By Margie Wuebker
ST. MARYS -- Kent and Brent Miller admire the shiny black hearse dating back to the late 1800s and wonder aloud what stories they would hear if only this thing could talk.
The Millers, part of a family corporation that owns Miller Funeral Home and Miller-Long & Folk Funeral Home in St. Marys and Vornholt-Miller Funeral Home in New Knoxville, purchased the historical vehicle from Brent Miller's college roommate and friend, Greg Busch, nearly a year ago.
Busch owned and operated a funeral home in Elizabeth, W.Va., and the hearse was part of the inventory. He called the brothers after deciding to sell the business to become a college professor.
"I had been looking for an old hearse because I'm something of a history buff," Brent Miller says. "You can find them in trade publications, but everything is too expensive, in really bad condition or a mere reproduction. The reproductions are nice but they are too perfect. I wanted history and the kind of imperfections that naturally show up in things not mass produced by machinery."
The wheels with wood spokes and metal jackets are authentic. So are the distinctive lanterns, brass hinges, beveled glass windows, silver candelabra-like decorations and the gold fringe trimming a carved wood insert in the ceiling. Silver guides still mark the casket area, which can accommodate a full-size model topped with a large floral spray. The hearse, manufactured in 1870 by the Crane & Breed Co. of Cincinnati, has undergone extensive restoration during the ensuing months. It now sports a new black finish, a fringed seat for the driver and a canvas top that conveniently snaps into place. Distinctive gold lettering applied to the windows spells out the words "Miller Brothers Undertakers." The original drapery, remained but dry rot caused irreparable damage over the years. A local seamstress fashioned new ones of rich black velvet backed with matching canvas-type fabric. Fringe and tassels add the finishing touch.
"The original owners spared no expense when it came to building the thing," Brent Miller says. "It also received good care over the years. A vehicle like this got called out in all kinds of weather -- sun, rain, snow and sleet.
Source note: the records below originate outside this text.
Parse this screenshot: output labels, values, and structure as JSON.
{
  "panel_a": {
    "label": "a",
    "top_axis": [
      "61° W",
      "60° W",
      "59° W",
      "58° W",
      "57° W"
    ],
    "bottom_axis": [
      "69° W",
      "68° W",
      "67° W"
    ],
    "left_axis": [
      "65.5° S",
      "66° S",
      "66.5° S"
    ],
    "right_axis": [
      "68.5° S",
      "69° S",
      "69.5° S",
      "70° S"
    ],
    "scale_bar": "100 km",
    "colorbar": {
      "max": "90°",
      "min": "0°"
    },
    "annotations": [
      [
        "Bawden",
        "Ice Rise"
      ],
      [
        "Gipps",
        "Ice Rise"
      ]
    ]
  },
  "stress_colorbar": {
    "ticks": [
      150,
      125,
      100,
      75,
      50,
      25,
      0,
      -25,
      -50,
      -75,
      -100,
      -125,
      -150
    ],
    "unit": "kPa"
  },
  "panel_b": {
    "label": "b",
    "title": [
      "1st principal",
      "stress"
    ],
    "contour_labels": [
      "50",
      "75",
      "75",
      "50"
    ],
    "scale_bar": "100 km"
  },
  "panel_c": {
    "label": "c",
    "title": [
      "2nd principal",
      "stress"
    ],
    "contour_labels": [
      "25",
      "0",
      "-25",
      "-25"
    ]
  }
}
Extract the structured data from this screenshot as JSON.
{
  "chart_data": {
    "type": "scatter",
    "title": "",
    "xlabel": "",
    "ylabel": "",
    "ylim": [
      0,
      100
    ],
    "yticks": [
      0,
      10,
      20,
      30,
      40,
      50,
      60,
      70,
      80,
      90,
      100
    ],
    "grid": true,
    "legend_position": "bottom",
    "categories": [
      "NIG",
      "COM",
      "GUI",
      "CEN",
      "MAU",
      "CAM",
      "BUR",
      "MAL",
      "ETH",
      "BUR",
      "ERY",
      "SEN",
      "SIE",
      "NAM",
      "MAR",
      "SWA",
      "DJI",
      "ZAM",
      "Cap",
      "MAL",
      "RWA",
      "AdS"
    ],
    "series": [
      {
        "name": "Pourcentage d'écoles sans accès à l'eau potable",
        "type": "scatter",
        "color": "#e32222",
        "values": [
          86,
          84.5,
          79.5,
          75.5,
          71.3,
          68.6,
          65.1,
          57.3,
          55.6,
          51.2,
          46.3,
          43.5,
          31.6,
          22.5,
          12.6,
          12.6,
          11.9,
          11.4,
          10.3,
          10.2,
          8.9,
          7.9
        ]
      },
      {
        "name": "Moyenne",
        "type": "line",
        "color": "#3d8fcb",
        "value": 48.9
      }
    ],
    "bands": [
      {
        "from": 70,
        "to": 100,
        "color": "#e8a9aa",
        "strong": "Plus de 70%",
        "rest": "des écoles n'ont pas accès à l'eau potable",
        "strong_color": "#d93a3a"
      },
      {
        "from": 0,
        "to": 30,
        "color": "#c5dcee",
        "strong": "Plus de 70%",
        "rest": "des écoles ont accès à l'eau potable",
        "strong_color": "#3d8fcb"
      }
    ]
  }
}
Someone probably wiped it down after every outing."
Kent Miller explains the curtains were lowered when the hearse went to pick up a body and bring it to the funeral home for embalming. There was no padded gurney; merely a long woven basket. He surmises the trap doors in the sturdy wood floor aided employees during cleanup details.
Funeral home employee Ed Voisard pointed out something was definitely missing from the completed project -- old-fashioned horsepower to pull the restored hearse in parades and funeral processions. His frequent reminders eventually led to the purchase of black Percherons and a sturdy harness from John and Carol Miller of Covington. The docile animals, each weighing 1,850 pounds, now reside at the Dave and Nancy Liette farm just west of St. Marys.
Voisard has another suggestion for the brothers -- top hats and tailed coats like the period attire undertakers donned for somber funerals. Both smile, adding formal attire may be a possibility in the coming months.
"My interest in history certainly played a part in the acquisition of something now considered a luxury in the business," Brent Miller says. "This was standard fare back in the 1800s before the advent of cars. Interestingly, Crane & Breed changed horses after the turn of the century and began producing motorized vehicles to keep pace with changing times."
Mourners in bygone days followed the hearse on foot or in horse-drawn conveyances like buggies and buckboards. The slow procession often led from the home of the deceased to the final resting place at a church or family cemetery.
"Methods change but the basics remain the same," Brent Miller says. " So does the fascination with ceremony and the coming together in order to bid farewell to loved ones. A properly orchestrated funeral helps restore order to a sometimes chaotic situation."
The hearse, which will be featured today in the 4:30 p.m. Summerfest parade, has generated considerable attention since its initial public appearance at local Memorial Day ceremonies. Several people have requested a final ride to the cemetery in back of the horse-drawn vehicle while making prearrangements. The Millers quickly point there is nothing more fitting than fulfilling the purpose for which the vehicle was created nearly 125 years ago.